Tanpa harus meminta, Jagat sudah memahami makna dari tatapan serta senyum Jenna. Sekali lagi, dia melu.mat mesra bibir wanita muda itu, seolah ingin mengobati segala kerinduannya akan hangat mesra seorang wanita.
Perlahan, Jagat mendorong Jenna mundur ke tempat tidur tanpa menghentikan ciumannya. Dia merebahkan, mencumbui wanita muda yang baru menemaninya selama beberapa bulan.
Makin lama, hasrat dalam diri Jagat makin bergelora. Naluri kelelakiannya terbangkitkan dan tak bisa dikendalikan lagi. Entah kapan terakhir kali dia bermesraan dengan lawan jenis, berhubung ini seperti pertama baginya.
“Aku belum bisa melayanimu sekarang,” ucap Jenna, mencegah Jagat berbuat lebih jauh terhadapnya.

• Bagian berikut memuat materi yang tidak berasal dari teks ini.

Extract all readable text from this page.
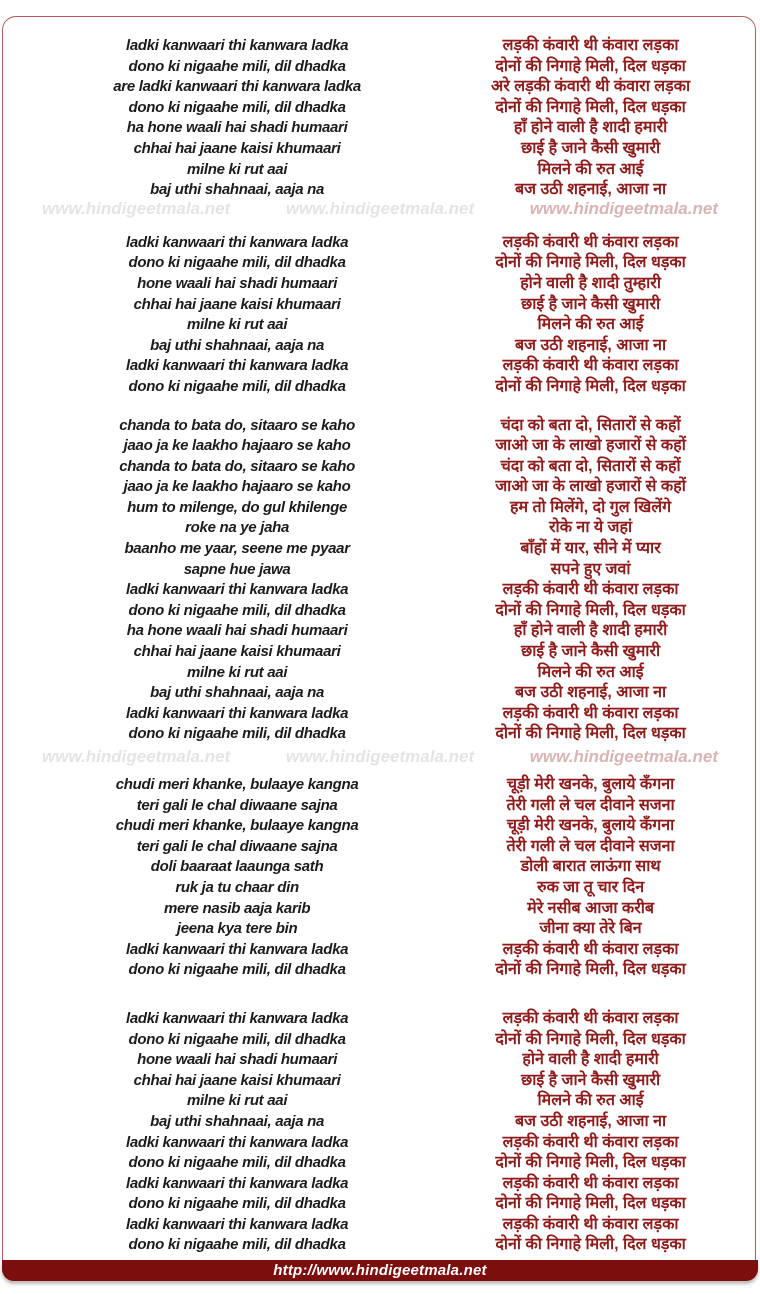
www.hindigeetmala.net	www.hindigeetmala.net	www.hindigeetmala.net
www.hindigeetmala.net	www.hindigeetmala.net	www.hindigeetmala.net
ladki kanwaari thi kanwara ladka
dono ki nigaahe mili, dil dhadka
are ladki kanwaari thi kanwara ladka
dono ki nigaahe mili, dil dhadka
ha hone waali hai shadi humaari
chhai hai jaane kaisi khumaari
milne ki rut aai
baj uthi shahnaai, aaja na
लड़की कंवारी थी कंवारा लड़का
दोनों की निगाहे मिली, दिल धड़का
अरे लड़की कंवारी थी कंवारा लड़का
दोनों की निगाहे मिली, दिल धड़का
हाँ होने वाली है शादी हमारी
छाई है जाने कैसी खुमारी
मिलने की रुत आई
बज उठी शहनाई, आजा ना
ladki kanwaari thi kanwara ladka
dono ki nigaahe mili, dil dhadka
hone waali hai shadi humaari
chhai hai jaane kaisi khumaari
milne ki rut aai
baj uthi shahnaai, aaja na
ladki kanwaari thi kanwara ladka
dono ki nigaahe mili, dil dhadka
लड़की कंवारी थी कंवारा लड़का
दोनों की निगाहे मिली, दिल धड़का
होने वाली है शादी तुम्हारी
छाई है जाने कैसी खुमारी
मिलने की रुत आई
बज उठी शहनाई, आजा ना
लड़की कंवारी थी कंवारा लड़का
दोनों की निगाहे मिली, दिल धड़का
chanda to bata do, sitaaro se kaho
jaao ja ke laakho hajaaro se kaho
chanda to bata do, sitaaro se kaho
jaao ja ke laakho hajaaro se kaho
hum to milenge, do gul khilenge
roke na ye jaha
baanho me yaar, seene me pyaar
sapne hue jawa
ladki kanwaari thi kanwara ladka
dono ki nigaahe mili, dil dhadka
ha hone waali hai shadi humaari
chhai hai jaane kaisi khumaari
milne ki rut aai
baj uthi shahnaai, aaja na
ladki kanwaari thi kanwara ladka
dono ki nigaahe mili, dil dhadka
चंदा को बता दो, सितारों से कहों
जाओ जा के लाखो हजारों से कहों
चंदा को बता दो, सितारों से कहों
जाओ जा के लाखो हजारों से कहों
हम तो मिलेंगे, दो गुल खिलेंगे
रोके ना ये जहां
बाँहों में यार, सीने में प्यार
सपने हुए जवां
लड़की कंवारी थी कंवारा लड़का
दोनों की निगाहे मिली, दिल धड़का
हाँ होने वाली है शादी हमारी
छाई है जाने कैसी खुमारी
मिलने की रुत आई
बज उठी शहनाई, आजा ना
लड़की कंवारी थी कंवारा लड़का
दोनों की निगाहे मिली, दिल धड़का
chudi meri khanke, bulaaye kangna
teri gali le chal diwaane sajna
chudi meri khanke, bulaaye kangna
teri gali le chal diwaane sajna
doli baaraat laaunga sath
ruk ja tu chaar din
mere nasib aaja karib
jeena kya tere bin
ladki kanwaari thi kanwara ladka
dono ki nigaahe mili, dil dhadka
चूड़ी मेरी खनके, बुलाये कँगना
तेरी गली ले चल दीवाने सजना
चूड़ी मेरी खनके, बुलाये कँगना
तेरी गली ले चल दीवाने सजना
डोली बारात लाऊंगा साथ
रुक जा तू चार दिन
मेरे नसीब आजा करीब
जीना क्या तेरे बिन
लड़की कंवारी थी कंवारा लड़का
दोनों की निगाहे मिली, दिल धड़का
ladki kanwaari thi kanwara ladka
dono ki nigaahe mili, dil dhadka
hone waali hai shadi humaari
chhai hai jaane kaisi khumaari
milne ki rut aai
baj uthi shahnaai, aaja na
ladki kanwaari thi kanwara ladka
dono ki nigaahe mili, dil dhadka
ladki kanwaari thi kanwara ladka
dono ki nigaahe mili, dil dhadka
ladki kanwaari thi kanwara ladka
dono ki nigaahe mili, dil dhadka
लड़की कंवारी थी कंवारा लड़का
दोनों की निगाहे मिली, दिल धड़का
होने वाली है शादी हमारी
छाई है जाने कैसी खुमारी
मिलने की रुत आई
बज उठी शहनाई, आजा ना
लड़की कंवारी थी कंवारा लड़का
दोनों की निगाहे मिली, दिल धड़का
लड़की कंवारी थी कंवारा लड़का
दोनों की निगाहे मिली, दिल धड़का
लड़की कंवारी थी कंवारा लड़का
दोनों की निगाहे मिली, दिल धड़का
http://www.hindigeetmala.net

Jagat yang sudah dikuasai gairah luar biasa, mengembuskan napas pelan bernada keluhan. Dia memejamkan mata sesaat, mencoba menetralkan pikirannya yang tak menentu. Namun, Jagat memahami keadaan Jenna, yang baru melahirkan beberapa hari lalu. Kondisinya tak mungkin dipaksakan untuk berhubungan badan. Pengusaha tampan 41 tahun itu bangkit dari atas tubuh Jenna. Dia bermaksud turun dari tempat tidur. Namun, dengan segera Jenna mencegahnya.
“Kenapa?” tanya Jagat, seraya menoleh.
“Aku bisa memuaskanmu dengan cara lain,” jawab Jenna, yang bisa menangkap kekecewaan di wajah Jagat. Dia turun, lalu berlutut di hadapan Jagat.